Write off of software development costs of $433,000 was due to the Company's discontinuation of its relationship with a software vendor on June 30, 2012, which had developed and maintained our website. As a result, the Company wrote off its remaining unamortized carrying value of development costs of $433,000. Effective July 1, 2012, such services are provided by our clearing broker.

Other general and administrative expenses for the nine months ended September 30, 2012 were $1.8 million, a decrease of $150,000 or 7.7% from the same period in 2011 due to a decrease in depreciation, training, subscriptions, computer updates and data storage costs.


Income from Siebert's equity investment in SBS, an entity in which Siebert holds a 49% equity interest, for the nine months ended September 30, 2012 was $888,000, compared to a loss of $392,000 from the same period in 2011 due to SBS participating in more senior managed or co-managed transactions. Income from our equity investment in SBSFPC for the nine months ended September 30, 2012 was $42,000 as compared to a loss of $10,000 from the same period in 2011 due to the mark to market of positions. We consider income and loss from equity investees to be integral to our operations and material to the results of operations.

The tax provision for the nine months ended September 30, 2012 and 2011 was $162,000 and $13,000, respectively, representing various minimum state taxes based on capital, and with respect to the nine months ended September 30, 2012 included a state tax assessment of $34,000 relating to 2007, 2008 and 2009 based on a tax examination. There is no provision for income taxes for the nine months ended September 30, 2012 because the company incurred a loss for income tax purposes during such period attributable to a deductable temporary difference related to litigation arising during 2011, the benefit of which was fully reserved the beginning of the year. No tax benefit related to the pre-tax loss incurred during the nine months ended September 30, 2011 has been recognized due to the recording of a full valuation allowance to offset deferred tax assets arising from such losses.

Liquidity and Capital Resources

Our assets are highly liquid, consisting generally of cash in money market funds. Our total assets at September 30, 2012 were $35.1 million. As of that date, we regarded $22.3 million, or 64%, of total assets as highly liquid.

Siebert is subject to the net capital requirements of the SEC, the Financial Industry Regulatory Authority (FINRA) and other regulatory authorities. At September 30, 2012, Siebert's regulatory net capital was $17.6 million, $17.4 million in excess of its minimum capital requirement of $250,000.

On January 22, 2008, the Board of Directors of the Company authorized a buy back of up to 300,000 shares of common stock. During the nine months ended September 30, 2012, 7,277 shares were purchased at an average price of $1.67 per share.

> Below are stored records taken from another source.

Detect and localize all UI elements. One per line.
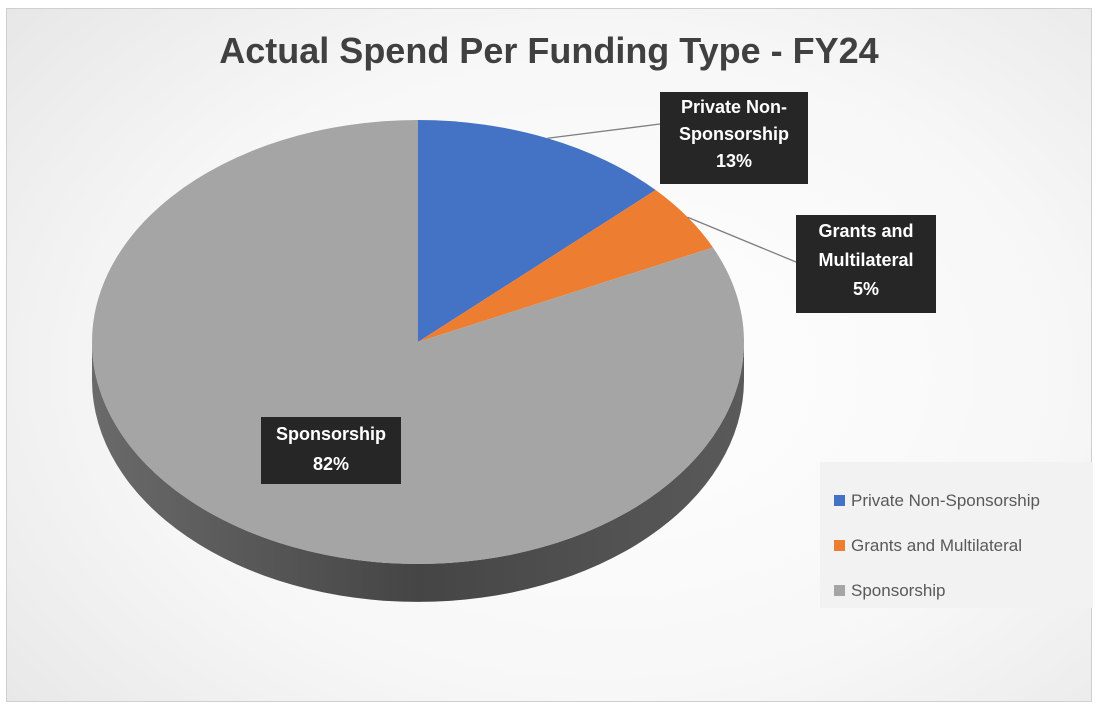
leader-lines — [547, 123, 797, 263]
data-label-line: Grants and — [818, 221, 914, 241]
legend-item: Sponsorship — [834, 568, 1093, 613]
legend-item: Grants and Multilateral — [834, 523, 1093, 568]
chart-title: Actual Spend Per Funding Type - FY24 — [219, 30, 879, 71]
leader-line — [547, 123, 661, 139]
pie-side — [92, 342, 744, 602]
data-label-value: 13% — [715, 151, 753, 171]
legend-label: Grants and Multilateral — [851, 535, 1023, 555]
data-label-grants-and-multilateral: Grants and Multilateral 5% — [796, 215, 936, 313]
legend: Private Non-Sponsorship Grants and Multi… — [820, 462, 1093, 608]
data-label-line: Sponsorship — [678, 124, 789, 144]
legend-item: Private Non-Sponsorship — [834, 478, 1093, 523]
legend-swatch — [834, 540, 845, 551]
legend-swatch — [834, 585, 845, 596]
pie-slice-sponsorship — [91, 120, 745, 564]
data-label-sponsorship: Sponsorship 82% — [261, 417, 401, 484]
pie-side-wall — [92, 342, 744, 602]
data-label-line: Private Non- — [680, 97, 788, 117]
legend-label: Private Non-Sponsorship — [851, 490, 1040, 510]
legend-swatch — [834, 495, 845, 506]
data-label-value: 82% — [312, 454, 350, 474]
legend-label: Sponsorship — [851, 580, 946, 600]
leader-line — [687, 216, 797, 263]
data-label-private-non-sponsorship: Private Non- Sponsorship 13% — [660, 92, 808, 184]
data-label-line: Sponsorship — [275, 424, 386, 444]
data-label-line: Multilateral — [818, 250, 914, 270]
pie-top — [91, 120, 745, 564]
pie-slice-private-non-sponsorship — [418, 120, 656, 342]
data-label-value: 5% — [852, 279, 879, 299]
pie-slice-grants-and-multilateral — [418, 190, 713, 342]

Siebert has entered into a Secured Demand Note Collateral Agreement with SBS under which Siebert is obligated to lend to SBS up to $1.2 million on a subordinated basis collateralized by cash equivalents of approximately $1.5 million as of September 30, 2012. Amounts pledged by Siebert under the facility are reflected on our balance sheet as "cash equivalents - restricted". SBS pays Siebert interest on this amount at the rate of 4% per annum. The facility expires on August 31, 2014, at which time SBS is obligated to repay to Siebert any amounts borrowed by SBS thereunder.